We leaned toward the surgery. Our son’s pediatric urologist was considered an expert in his field and we wanted to eliminate this practical problem for our son. But we had just paid his expensive NICU bill and we still faced the likelihood of other surgeries down the road. Practically, we needed to evaluate the cost of the surgery before proceeding. But were unprepared for how difficult it would be.
Over a period of several weeks, my repeated calls to the doctor’s office were not immediately returned. When I did get a call back, I was told the cost of the procedure was unavailable, and we should consult our insurance company.
But our insurance company could not forecast our costs until they knew how much the doctor’s office would bill us. When I relayed this information, I was directed to the hospital billing office – who then referred me back to the doctor’s office.
As a first-time mom with a preemie, I was severely sleep-deprived and beyond frustrated because I was trapped in a never-ending merry-go-round of phone calls.

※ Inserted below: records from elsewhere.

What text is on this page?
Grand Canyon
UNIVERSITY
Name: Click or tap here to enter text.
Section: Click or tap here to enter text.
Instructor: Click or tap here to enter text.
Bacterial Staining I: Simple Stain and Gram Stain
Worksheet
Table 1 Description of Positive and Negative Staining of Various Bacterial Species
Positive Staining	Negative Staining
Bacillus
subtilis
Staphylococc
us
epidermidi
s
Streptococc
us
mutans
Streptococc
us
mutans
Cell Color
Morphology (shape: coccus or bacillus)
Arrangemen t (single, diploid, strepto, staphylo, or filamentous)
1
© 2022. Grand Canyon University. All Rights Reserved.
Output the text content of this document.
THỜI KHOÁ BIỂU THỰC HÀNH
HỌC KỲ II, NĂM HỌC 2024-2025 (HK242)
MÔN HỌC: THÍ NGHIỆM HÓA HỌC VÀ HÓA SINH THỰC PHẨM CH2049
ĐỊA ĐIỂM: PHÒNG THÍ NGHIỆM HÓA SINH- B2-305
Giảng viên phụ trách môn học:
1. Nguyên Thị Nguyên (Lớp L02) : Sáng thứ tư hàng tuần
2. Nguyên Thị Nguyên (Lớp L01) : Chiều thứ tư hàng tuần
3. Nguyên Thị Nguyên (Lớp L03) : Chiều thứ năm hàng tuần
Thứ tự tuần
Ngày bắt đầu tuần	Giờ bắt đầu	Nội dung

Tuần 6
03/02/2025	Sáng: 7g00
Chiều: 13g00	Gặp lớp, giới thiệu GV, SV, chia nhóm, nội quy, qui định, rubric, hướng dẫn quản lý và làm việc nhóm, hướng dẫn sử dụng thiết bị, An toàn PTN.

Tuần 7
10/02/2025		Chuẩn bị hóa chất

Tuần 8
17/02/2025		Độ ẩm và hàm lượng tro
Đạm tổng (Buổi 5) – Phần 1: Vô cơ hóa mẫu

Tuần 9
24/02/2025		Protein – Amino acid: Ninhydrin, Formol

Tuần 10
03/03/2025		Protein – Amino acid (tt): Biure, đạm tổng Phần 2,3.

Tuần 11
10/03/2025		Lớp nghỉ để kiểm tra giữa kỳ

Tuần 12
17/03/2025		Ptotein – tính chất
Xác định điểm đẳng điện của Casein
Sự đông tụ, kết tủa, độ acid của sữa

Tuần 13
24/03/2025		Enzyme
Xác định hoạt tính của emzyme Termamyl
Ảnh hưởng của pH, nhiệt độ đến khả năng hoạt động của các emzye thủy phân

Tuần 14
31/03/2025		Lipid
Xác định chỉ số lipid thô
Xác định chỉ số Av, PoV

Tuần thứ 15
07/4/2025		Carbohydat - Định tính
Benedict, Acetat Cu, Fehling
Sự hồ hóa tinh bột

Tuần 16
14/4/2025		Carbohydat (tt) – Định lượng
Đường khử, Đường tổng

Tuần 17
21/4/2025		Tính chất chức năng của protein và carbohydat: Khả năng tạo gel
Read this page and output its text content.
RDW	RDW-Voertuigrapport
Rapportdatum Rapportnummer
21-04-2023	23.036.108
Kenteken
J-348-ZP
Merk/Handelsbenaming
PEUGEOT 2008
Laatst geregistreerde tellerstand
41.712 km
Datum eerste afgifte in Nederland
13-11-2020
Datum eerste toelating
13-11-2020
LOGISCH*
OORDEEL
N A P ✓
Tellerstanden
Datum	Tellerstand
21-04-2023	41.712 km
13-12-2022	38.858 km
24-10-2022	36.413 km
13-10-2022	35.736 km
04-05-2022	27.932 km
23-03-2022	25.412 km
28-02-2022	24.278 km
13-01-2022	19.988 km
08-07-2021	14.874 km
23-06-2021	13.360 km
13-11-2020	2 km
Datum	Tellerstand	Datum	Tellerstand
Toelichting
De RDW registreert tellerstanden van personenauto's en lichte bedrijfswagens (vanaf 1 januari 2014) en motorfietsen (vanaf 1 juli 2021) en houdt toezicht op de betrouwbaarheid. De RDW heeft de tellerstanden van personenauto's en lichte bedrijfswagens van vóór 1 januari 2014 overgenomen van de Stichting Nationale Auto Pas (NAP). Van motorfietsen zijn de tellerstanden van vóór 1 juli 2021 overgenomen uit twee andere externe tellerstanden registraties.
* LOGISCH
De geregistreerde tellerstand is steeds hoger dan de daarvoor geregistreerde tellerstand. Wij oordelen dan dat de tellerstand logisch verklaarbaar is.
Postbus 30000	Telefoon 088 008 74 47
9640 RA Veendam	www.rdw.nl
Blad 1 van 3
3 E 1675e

After weeks of making calls every day, in desperation for an answer, my husband decided to email a friend for help. His friend knew senior executives at the hospital. We didn’t want special treatment, just an answer. Within hours, we received both in a call from a senior hospital executive.
We ultimately chose to rearrange some of our finances and proceed with surgery that would cost more than $11,000. But we were deeply shaken by the lack of overall customer care we received – from both the doctor’s office and the hospital. If we had not received assistance tracking down the cost, we may have delayed the surgery for months, even years – impacting the life of our son.
Yes, my family is fortunate to have a happy ending to our story. But what about all the families who have no outside help who are left at the mercy of the system?
Lindsey Trent’s essay was submitted as part of the 2015 Costs of Care, HFMA, Strata Decision Technology, and Yale New Haven Health’s contest entitled The Best Care, The Lowest Cost – One Idea at a Time.